While it is early days in terms of research outcomes, growers can rely on the principles of rice crop development, nutrient requirements and an understanding of nitrogen loss mechanisms to make informed and appropriate management decisions.
What we know so far is that nitrogen in rice is very much a balancing act.
Too little nitrogen reduces yield potential. Too much nitrogen leads to excessive growth, making the crop prone to lodging and increasing the risk of nitrogen losses.
Let’s start by looking at the ways nitrogen can be lost from the system.
Understanding nitrogen losses
There are three ways nitrogen can be permanently lost from a rice crop. These are:
Firstly, the risk of leaching losses is greatest on sandier soils, or any soil with a cation exchange capacity of less than four, after high amounts of rainfall or irrigation.
The nitrate nitrogen moves with the water through the soil and beyond the root zone so it can’t be used by the crop.
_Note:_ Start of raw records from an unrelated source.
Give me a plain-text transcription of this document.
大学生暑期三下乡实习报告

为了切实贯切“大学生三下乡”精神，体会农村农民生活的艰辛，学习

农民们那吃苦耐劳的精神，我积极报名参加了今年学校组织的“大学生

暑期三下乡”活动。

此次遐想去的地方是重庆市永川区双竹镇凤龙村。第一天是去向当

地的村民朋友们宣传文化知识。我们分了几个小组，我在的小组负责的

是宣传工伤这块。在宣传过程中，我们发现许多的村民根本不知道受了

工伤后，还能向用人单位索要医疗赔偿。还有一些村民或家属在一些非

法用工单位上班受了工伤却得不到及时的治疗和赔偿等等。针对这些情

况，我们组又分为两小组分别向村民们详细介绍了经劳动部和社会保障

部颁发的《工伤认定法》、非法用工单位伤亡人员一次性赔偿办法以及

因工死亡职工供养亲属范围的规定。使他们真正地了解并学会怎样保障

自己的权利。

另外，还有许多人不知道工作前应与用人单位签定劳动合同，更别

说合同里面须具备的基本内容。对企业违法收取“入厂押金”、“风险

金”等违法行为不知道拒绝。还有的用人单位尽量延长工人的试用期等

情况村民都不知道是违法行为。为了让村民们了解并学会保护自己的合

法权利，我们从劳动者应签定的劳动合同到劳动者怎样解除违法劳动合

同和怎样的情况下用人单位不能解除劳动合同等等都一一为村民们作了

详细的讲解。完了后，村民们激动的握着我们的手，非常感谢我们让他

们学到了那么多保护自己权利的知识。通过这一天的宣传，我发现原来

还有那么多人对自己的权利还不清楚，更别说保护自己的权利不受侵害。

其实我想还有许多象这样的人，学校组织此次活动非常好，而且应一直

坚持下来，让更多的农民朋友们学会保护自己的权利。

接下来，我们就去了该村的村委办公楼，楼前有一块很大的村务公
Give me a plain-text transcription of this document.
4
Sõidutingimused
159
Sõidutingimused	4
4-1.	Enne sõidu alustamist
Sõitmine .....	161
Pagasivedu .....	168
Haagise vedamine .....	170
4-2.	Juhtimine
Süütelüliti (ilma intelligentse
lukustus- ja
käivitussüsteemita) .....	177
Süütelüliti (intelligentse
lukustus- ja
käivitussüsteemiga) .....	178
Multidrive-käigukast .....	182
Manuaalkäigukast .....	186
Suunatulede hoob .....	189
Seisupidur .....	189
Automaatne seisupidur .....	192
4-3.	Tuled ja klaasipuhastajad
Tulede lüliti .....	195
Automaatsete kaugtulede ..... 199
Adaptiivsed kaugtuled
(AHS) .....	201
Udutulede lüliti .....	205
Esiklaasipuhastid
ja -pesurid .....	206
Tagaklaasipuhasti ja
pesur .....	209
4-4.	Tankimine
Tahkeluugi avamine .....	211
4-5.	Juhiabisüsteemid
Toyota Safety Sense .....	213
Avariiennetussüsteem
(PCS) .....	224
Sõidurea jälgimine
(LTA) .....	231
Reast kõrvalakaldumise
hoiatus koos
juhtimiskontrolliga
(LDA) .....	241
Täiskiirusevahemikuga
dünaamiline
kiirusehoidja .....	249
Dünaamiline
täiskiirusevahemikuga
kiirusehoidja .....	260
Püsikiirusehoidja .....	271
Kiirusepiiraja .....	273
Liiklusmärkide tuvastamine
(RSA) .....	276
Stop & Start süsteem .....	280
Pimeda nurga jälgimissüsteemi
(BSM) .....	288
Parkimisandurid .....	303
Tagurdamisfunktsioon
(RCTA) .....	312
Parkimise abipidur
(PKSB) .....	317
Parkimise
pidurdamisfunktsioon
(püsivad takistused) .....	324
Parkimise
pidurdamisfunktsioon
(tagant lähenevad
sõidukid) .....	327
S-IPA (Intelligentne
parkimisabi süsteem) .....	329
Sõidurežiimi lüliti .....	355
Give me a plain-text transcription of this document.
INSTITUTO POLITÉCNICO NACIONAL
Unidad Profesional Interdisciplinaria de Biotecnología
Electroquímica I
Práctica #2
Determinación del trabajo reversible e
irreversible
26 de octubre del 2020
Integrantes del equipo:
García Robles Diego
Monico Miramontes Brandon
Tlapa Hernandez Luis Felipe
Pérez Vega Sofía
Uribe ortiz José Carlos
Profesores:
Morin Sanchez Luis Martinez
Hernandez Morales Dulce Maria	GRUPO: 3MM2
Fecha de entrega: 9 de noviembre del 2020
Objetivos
Secondly, denitrification is also a loss affecting nitrate nitrogen. Under limited oxygen conditions (i.e. saturated or waterlogged soils), soil microbes can use otherwise plant available nitrate as an oxygen source resulting in nitrous oxide and nitrogen gas being released and lost to the atmosphere.
In northern rice systems, where tropical rain events combine with warm soils, denitrification losses can be very significant. Under conditions like this, it is not unusual for 30% of nitrate nitrogen to be lost (Chen et al 2008)1.
Thirdly, volatilisation losses can occur when urea is surface applied and not incorporated into the soil by tillage, irrigation or rainfall.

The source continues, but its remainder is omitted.